Когда Вадька вернулся из-за бугра, у них начались скандалы. Дело в том, что кузина отказалась выполнять супружеские обязанности (а я и не подозревала, что в этой дурехе дремала романтическая героиня). Она ссылалась на какие-то таинственные женские болезни и, как я поняла, сыпала терминами из медицинской энциклопедии. Вадька в это не поверил: он что-то просек. Вика отправила Светку к матери и заперлась в спальне. Она проревела два дня, не поддаваясь на уговоры успокоиться. Вадька и Стасик попеременно обрывали мой телефон.
— Я готов ей все простить. Я тоже не святой, как ты догадываешься, но для меня семья превыше всего, — баритонила возле моего уха трубка с голосом Вадика. — Сам виноват: жена не вещь, на антресоль не засунешь. Ты не знаешь случайно, что Витька натворила в мое отсутствие?
— Понятия не имею. По-моему, кто-то доложил ей про твои развлечения, — блефанула я не без злорадства убежденной феминистки.
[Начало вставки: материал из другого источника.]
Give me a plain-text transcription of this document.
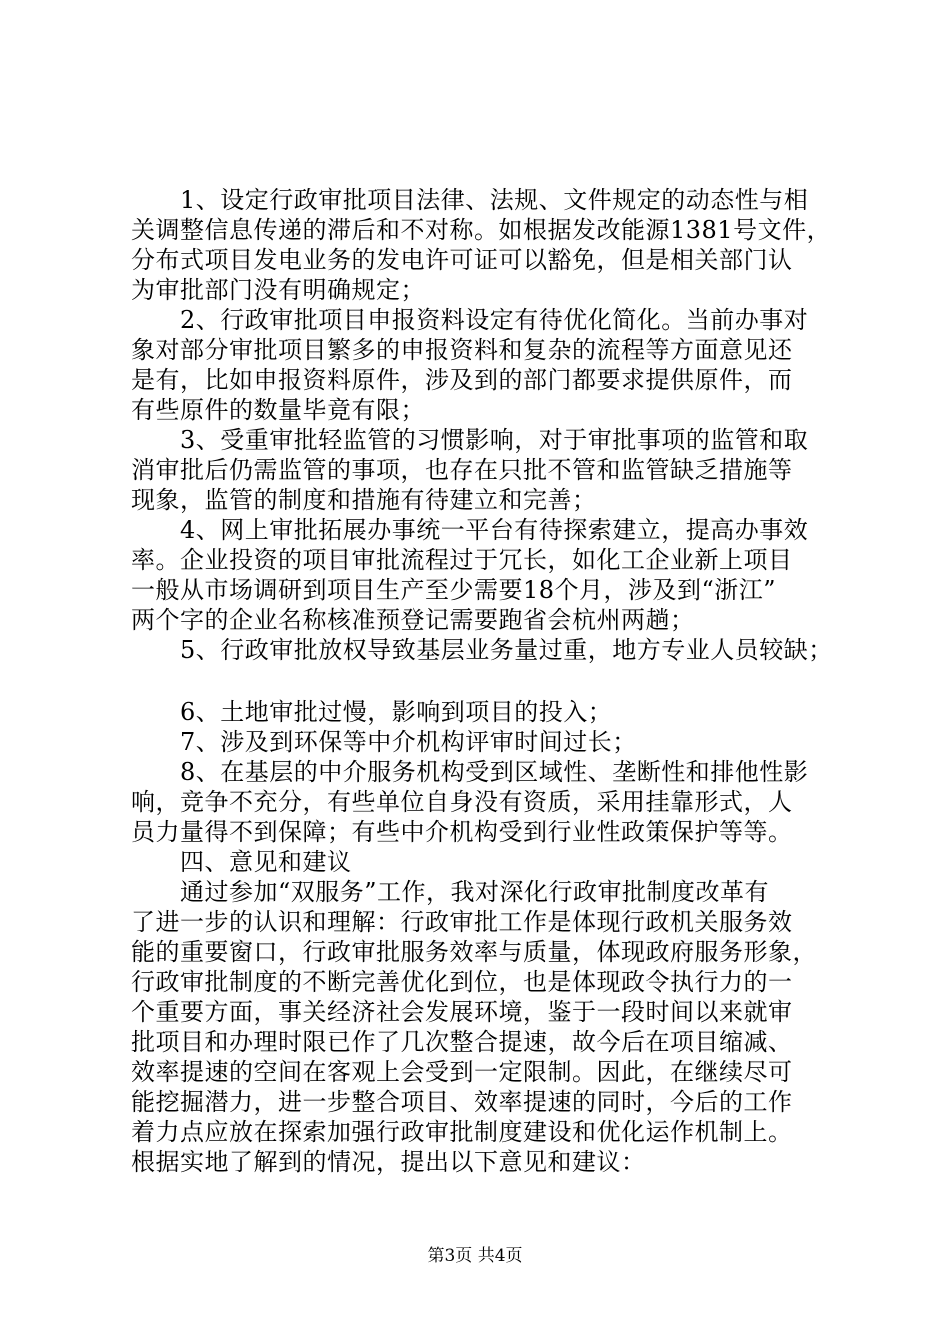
　　1、设定行政审批项目法律、法规、文件规定的动态性与相
关调整信息传递的滞后和不对称。如根据发改能源1381号文件，
分布式项目发电业务的发电许可证可以豁免，但是相关部门认
为审批部门没有明确规定；
　　2、行政审批项目申报资料设定有待优化简化。当前办事对
象对部分审批项目繁多的申报资料和复杂的流程等方面意见还
是有，比如申报资料原件，涉及到的部门都要求提供原件，而
有些原件的数量毕竟有限；
　　3、受重审批轻监管的习惯影响，对于审批事项的监管和取
消审批后仍需监管的事项，也存在只批不管和监管缺乏措施等
现象，监管的制度和措施有待建立和完善；
　　4、网上审批拓展办事统一平台有待探索建立，提高办事效
率。企业投资的项目审批流程过于冗长，如化工企业新上项目
一般从市场调研到项目生产至少需要18个月，涉及到“浙江”
两个字的企业名称核准预登记需要跑省会杭州两趟；
　　5、行政审批放权导致基层业务量过重，地方专业人员较缺；
　　6、土地审批过慢，影响到项目的投入；
　　7、涉及到环保等中介机构评审时间过长；
　　8、在基层的中介服务机构受到区域性、垄断性和排他性影
响，竞争不充分，有些单位自身没有资质，采用挂靠形式，人
员力量得不到保障；有些中介机构受到行业性政策保护等等。
　　四、意见和建议
　　通过参加“双服务”工作，我对深化行政审批制度改革有
了进一步的认识和理解：行政审批工作是体现行政机关服务效
能的重要窗口，行政审批服务效率与质量，体现政府服务形象，
行政审批制度的不断完善优化到位，也是体现政令执行力的一
个重要方面，事关经济社会发展环境，鉴于一段时间以来就审
批项目和办理时限已作了几次整合提速，故今后在项目缩减、
效率提速的空间在客观上会受到一定限制。因此，在继续尽可
能挖掘潜力，进一步整合项目、效率提速的同时，今后的工作
着力点应放在探索加强行政审批制度建设和优化运作机制上。
根据实地了解到的情况，提出以下意见和建议：
第3页 共4页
— Брось. Это тайна за семью печатями. Как чемодан с ядерной кнопкой. Да и последнее время я по уши погряз в делах, так что все это, можно сказать, принадлежит истории. Ты бы поговорила с ней, что ли.
— О чем?
— Ну, скажи, к примеру, что я люблю ее больше всех. Это, как тебе известно, так и есть. Представить себе не могу, что мы с Витькой можем когда-нибудь стать чужими друг другу.
— Сам скажи.
— Она не желает меня слушать. Как ты думаешь, она ничего не натворит?
Я поняла, что Вадька встревожен не на шутку.
«Какие же вы все самоуверенные! Так и думаете, что весь мир вокруг вас вертится, — размышляла я. — Хотя, может, это так и есть…»
— Не думаю. Оставь ее на какое-то время в покое. — Я постаралась придать своему голосу рассудительно-убедительную окраску. — Все образуется.
— Я бы всадил этой сволочи в затылок обойму. — Мне показалось, эту фразу произнес не Вадька, а совсем чужой жесткий человек. — Думаешь, она меня простит? — прозвучало уже на тех же баритонально-бархатных тонах.